S’affranchir du blues pour s’en retourner au jazz, ok, certains vont flairer l’entourloupe analytique. En d’autres termes, s’extraire d’une forme d’appropriation – le vilain mot contemporain – pour se jeter corps et âme dans une autre. Ce qui n’est pas faux à ceci près que les influences qui traverseront bientôt la musique des Byrds, tel un siroco doucereux, sont purement américaines. Certes, la polyrythmie a concerné des traditions musicales extra européennes, indiennes, arabes et africaines, mais le creuset du jazz, né des musiques percussives et fonctionnelles, mais aussi du ragtime, du gospel et du blues, en fait un genre déjà assimilé. Par ailleurs, les héros des Byrds comme Coltrane ou Davis ont bien souvent fantasmé leurs origines, les intégrant apostériori. Coltrane n’aura jamais posé un pied sur le continent africain ce qui ne l’empêcha pas de s’imprégner de ses propres racines pour fomenter sa révolution musicale. Revenons aux Byrds. Fifth Dimension n’est sans doute pas leur album le plus notable, il n’en demeure pas moins exemplaire d’une approche réinventée. Les Byrds se jettent de leur avion en plein vol, planant à des hauteurs qui furent celles des Beatles, pour ne citer qu’eux. Enregistrées entre janvier et mai 1966, les onze chansons n’annoncent rien de moins que les couleurs du Flower Power, mais pas dans sa version publicitaire. Si l’on met de côté la fameuse reprise de Billy Roberts, Hey Joe (Where You Gonna Go), très éloignée de celle de Hendrix, mais trop proche de celle de Love pour briller au firmament pop, le reste ne montre pas mais ouvre la voie. 5D est une ballade ondoyante signée McGuinn, encore folk mais suffisamment étrange pour intriguer. Wild Mountain Thyme et son orchestration un tantinet envahissante offre des guitares claironnantes. Mr. Spaceman relève du faux ami qui semble traduire un titre ouvertement psyché, ce qu’il n’est pas. Il s’agit malgré tout d’un single efficace bien dans la veine byrdsienne. I See You est le véritable tournant de cette première face. Coécrit par McGuinn et Crosby, il appartient philosophiquement à ce dernier et les contorsions suaves de la guitare électrique ont déjà ce je ne sais quoi de jazz. What's Happening?!?! et ses effets au moment du chorus de douze-cordes prolonge cette heureuse et diffuse impression. La première face se referme sur l’évanescent I Come And Stand At Every Door, reprise du poète turque Nâzim Hikmet. 

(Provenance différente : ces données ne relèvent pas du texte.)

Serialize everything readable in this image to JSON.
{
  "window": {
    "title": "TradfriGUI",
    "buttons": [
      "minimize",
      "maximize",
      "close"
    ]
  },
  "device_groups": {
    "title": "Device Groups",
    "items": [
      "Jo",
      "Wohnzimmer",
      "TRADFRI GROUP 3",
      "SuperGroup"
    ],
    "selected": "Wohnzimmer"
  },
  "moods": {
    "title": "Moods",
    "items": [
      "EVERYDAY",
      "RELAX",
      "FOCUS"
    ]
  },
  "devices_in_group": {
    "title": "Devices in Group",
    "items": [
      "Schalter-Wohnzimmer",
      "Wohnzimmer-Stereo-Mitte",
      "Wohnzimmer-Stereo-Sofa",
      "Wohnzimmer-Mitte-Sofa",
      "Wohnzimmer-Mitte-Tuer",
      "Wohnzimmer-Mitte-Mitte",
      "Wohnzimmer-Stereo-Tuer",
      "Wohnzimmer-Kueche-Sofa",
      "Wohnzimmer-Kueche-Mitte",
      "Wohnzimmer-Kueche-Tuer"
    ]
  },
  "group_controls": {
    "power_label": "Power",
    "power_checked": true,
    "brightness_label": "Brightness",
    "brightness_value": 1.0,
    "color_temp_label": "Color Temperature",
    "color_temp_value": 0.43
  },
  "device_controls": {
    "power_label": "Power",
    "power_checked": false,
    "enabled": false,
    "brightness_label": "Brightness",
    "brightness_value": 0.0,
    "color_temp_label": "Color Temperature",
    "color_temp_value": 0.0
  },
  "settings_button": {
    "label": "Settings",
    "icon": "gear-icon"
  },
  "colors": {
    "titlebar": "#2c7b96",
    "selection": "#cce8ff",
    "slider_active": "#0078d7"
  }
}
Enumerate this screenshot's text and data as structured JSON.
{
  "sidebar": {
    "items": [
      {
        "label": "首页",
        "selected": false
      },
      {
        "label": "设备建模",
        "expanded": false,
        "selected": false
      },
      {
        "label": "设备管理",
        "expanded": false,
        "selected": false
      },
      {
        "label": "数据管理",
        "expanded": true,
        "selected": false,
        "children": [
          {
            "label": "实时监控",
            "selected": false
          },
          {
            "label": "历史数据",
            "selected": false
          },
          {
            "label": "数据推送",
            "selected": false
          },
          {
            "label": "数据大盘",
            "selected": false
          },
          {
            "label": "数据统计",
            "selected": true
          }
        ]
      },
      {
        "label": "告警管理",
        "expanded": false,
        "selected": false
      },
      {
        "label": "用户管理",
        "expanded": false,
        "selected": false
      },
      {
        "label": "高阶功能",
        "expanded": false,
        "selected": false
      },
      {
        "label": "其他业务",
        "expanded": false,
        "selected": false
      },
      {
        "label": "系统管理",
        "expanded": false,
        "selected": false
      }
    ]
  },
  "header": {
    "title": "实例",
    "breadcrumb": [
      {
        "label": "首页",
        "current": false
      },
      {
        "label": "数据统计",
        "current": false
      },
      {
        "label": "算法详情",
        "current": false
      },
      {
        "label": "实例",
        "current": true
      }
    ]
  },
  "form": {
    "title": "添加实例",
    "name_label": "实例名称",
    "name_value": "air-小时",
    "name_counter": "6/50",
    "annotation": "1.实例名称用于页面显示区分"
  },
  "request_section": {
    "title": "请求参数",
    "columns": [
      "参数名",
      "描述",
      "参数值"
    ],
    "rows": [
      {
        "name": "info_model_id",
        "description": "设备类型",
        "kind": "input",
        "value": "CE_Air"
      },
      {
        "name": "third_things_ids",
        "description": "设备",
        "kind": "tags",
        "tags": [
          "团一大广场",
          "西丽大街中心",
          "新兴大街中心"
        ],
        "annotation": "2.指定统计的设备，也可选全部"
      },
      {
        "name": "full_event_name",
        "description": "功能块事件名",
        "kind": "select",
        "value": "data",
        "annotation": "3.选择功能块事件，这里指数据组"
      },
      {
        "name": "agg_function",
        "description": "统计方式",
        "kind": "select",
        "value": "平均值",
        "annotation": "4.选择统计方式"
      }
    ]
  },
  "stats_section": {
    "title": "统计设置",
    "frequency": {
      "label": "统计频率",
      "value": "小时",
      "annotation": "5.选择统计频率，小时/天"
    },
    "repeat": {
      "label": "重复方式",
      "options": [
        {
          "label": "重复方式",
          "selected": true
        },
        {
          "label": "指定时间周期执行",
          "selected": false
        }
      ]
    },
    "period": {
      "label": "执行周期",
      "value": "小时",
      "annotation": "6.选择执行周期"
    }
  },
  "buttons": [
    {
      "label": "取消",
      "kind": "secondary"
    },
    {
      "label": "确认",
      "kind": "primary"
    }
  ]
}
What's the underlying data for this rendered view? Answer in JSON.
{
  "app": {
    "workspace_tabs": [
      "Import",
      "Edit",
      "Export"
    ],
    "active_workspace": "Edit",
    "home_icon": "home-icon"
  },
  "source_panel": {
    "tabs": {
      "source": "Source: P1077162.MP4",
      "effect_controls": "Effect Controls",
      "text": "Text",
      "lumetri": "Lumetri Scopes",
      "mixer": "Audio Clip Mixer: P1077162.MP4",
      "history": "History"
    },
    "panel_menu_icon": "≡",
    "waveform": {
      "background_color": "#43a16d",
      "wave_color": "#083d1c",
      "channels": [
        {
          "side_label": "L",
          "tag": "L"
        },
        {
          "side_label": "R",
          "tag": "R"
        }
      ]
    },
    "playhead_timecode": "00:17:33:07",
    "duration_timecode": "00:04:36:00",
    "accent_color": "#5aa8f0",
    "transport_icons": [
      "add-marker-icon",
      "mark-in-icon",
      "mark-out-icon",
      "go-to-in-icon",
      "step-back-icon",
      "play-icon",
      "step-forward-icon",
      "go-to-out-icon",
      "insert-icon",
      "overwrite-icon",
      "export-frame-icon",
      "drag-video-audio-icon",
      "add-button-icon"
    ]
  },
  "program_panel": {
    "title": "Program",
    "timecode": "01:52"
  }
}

La face b démarre. Eight Miles High est un concentré philosophique. La musique n’est ni vraiment blanche ni totalement noire, mais un peu des deux, c’est un entrechat papillonnant d’une culture à l’autre, quelque chose d’inédit. Tout y est parfait, la basse viril, la guitare tordue – dans tous les sens du terme – les chœurs très pop, l’incontournable solo mais décliné ici en un crescendo tourbillonnant. À l’époque, seuls les Fabs osent un tel métissage (Revolver)… mais quelques semaines après les Byrds. 5D est quasiment dans la boîte au moment même où les quatre de Liverpool entrent en studio. Ici, nos musiciens revendiquent l’emprunt au jeu de Coltrane, l’appliquant à la guitare, posant ainsi les bases de l’acid-rock et du San Francisco Sound (alors qu’ils sont de L.A.). Il est vrai, Crosby a toujours été fasciné par Frisco. La suite peut décevoir, Captain Soul jouant la carte de l’instrumental funky avant l’heure mais relativement bouche-trou. Quant au final (en deux minutes et vingt-deux secondes chrono) de 2-4-2 Fox Trot (The Lear Jet Song), s’il séduit par son côté trippant et répétitif – marque de la transe psyché –, il n’atteint cependant pas le niveau de Eight Miles High. Reste bien évidemment le traditionnal John Riley dont la dimension folk se plie avec bienveillance aux exigences acides. Se finissant sur un rideau de cordes, cette merveilleuse chanson éblouit encore aujourd’hui l’auditeur patient et chanceux. 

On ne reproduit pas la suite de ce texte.